Im Rahmen der Ermittlungen gegen die Hintermänner der widerwärtigen, pseudokatholischen Hass- und Fanatikerseite Kreuz.net – die Seite ist mittlerweile vom Netz genommen – hat sich bei der intensiven Fahndung nach den Verantwortlichen der Verdacht erhärtet, dass der Pfarrer von St. Jakob in Penzing, Christian Sieberer, neben fünf anderen Verdächtigen mit den Machern der Seite in enger Verbindung steht oder gar zu den Drahtziehern gehört. Spiegel TV hat sich auf die Spurensuche begeben und Pfarrer Sieberer zur Causa Kreuz.net befragen wollen (Sendung vom 25.11.2012, 23.15 Uhr). Als das Reporterteam den Geistlichen auf der Strasse in Penzing fragen wollte, wie er zu Kreuz.net stehe, ist dieser wortlos weitergegangen, hat keinen Mucks gemacht, die Anfrage eisern ignoriert.
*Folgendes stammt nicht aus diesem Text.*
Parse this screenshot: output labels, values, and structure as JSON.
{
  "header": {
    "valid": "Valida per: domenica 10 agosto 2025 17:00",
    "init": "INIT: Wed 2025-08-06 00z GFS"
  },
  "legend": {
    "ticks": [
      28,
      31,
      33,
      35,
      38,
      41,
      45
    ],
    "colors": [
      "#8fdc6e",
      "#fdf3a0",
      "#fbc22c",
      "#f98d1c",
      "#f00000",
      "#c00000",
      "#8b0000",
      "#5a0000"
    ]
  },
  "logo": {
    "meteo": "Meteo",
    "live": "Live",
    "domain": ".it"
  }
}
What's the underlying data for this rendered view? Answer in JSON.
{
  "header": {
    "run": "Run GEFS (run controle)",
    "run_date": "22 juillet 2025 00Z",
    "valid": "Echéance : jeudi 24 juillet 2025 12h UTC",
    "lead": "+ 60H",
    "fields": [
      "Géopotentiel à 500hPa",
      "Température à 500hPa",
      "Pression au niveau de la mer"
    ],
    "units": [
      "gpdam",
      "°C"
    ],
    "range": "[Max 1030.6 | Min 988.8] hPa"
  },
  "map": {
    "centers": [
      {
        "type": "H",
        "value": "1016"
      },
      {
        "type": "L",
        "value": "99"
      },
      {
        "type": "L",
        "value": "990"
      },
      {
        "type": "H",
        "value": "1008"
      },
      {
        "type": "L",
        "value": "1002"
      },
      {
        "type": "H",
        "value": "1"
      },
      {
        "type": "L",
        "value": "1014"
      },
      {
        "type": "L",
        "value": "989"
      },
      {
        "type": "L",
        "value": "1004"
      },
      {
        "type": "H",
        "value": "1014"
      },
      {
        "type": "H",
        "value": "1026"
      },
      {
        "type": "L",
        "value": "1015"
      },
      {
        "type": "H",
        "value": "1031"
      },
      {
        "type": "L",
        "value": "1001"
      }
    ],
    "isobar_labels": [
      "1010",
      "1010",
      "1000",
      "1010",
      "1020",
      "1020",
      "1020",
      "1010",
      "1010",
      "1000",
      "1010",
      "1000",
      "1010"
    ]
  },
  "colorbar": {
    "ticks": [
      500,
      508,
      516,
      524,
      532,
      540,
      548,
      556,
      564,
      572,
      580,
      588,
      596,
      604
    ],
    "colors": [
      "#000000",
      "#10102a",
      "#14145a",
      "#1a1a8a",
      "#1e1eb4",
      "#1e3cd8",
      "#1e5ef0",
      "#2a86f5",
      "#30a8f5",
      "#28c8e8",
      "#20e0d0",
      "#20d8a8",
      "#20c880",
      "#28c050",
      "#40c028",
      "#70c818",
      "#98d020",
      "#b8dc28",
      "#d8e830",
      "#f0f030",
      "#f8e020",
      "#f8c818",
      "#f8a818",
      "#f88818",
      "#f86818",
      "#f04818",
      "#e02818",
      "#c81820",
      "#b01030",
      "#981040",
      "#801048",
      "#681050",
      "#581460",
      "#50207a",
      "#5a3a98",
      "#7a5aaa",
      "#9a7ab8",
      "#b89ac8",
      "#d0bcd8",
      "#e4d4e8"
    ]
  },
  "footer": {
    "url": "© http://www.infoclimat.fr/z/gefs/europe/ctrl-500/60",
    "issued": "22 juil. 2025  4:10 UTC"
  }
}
Die (Nicht-)Reaktion spricht wohl für sich
Mal ehrlich: Hätte der „Pfaffenheini“, wie sich der ultrakonservative Priester selbst nennt, eine saubere Weste bezüglich Kreuz.net, hätte er anders reagiert oder zumindest den Reportern guten Gewissens mit ein paar wenigen Worten sagen können, er hätte nichts mit dem Hassportal zu tun. Kurzum: So reagiert kein Unbeteiligter. Sollte sich rausstellen, dass Sieberer mit Kreuz.net in Verbindung steht, dürfte ein Sturm über die Pfarre Penzing hereinbrechen. Und dann müsste die Erzdiözese Wien wohlüberlegt handeln. Erzbischof Christoph Kardinal Schönborn äusserte unlängst, er habe einen festen Verdacht, dass zwei Geistliche aus seiner Diözese mit hinter Kreuz.net stecken. Ob Pfarrer Sieberer einer der von ihm Verdächtigten ist? Letzterer ist dem Erzbischof seit einem Zwist um das Vetorecht bezüglich Wahlen innerhalb der Pfarre nicht mehr freundlich gesinnt.
Vor einem ähnlichen Problem steht indes das Bistum Mainz. Ein Priester im Raum Darmstadt – zum Bistum gehörend – hat erwiesenermassen auf Kreuz.net Beiträge mit hetzerischem Inhalt befürwortend mit Spott und Hohn kommentiert. Der Priester, namentlich handelt es sich um Pfarrer Hendrick Jolie, hüllte sich ebenfalls in Schweigen gegenüber dem Repoter-Team von Spiegel TV. Auch er sehr suspekt. Das Bistum hat ihn zu einem Gespräch zitiert. Und das Resultat? Es hat natürlich keine Konsequenzen. Einzig ein mildes Hinweisen, er soll sich künftig von dem Portal distanzieren. Schwach und einfach kennzeichnend für die Gesinnung der katholischen Kirche.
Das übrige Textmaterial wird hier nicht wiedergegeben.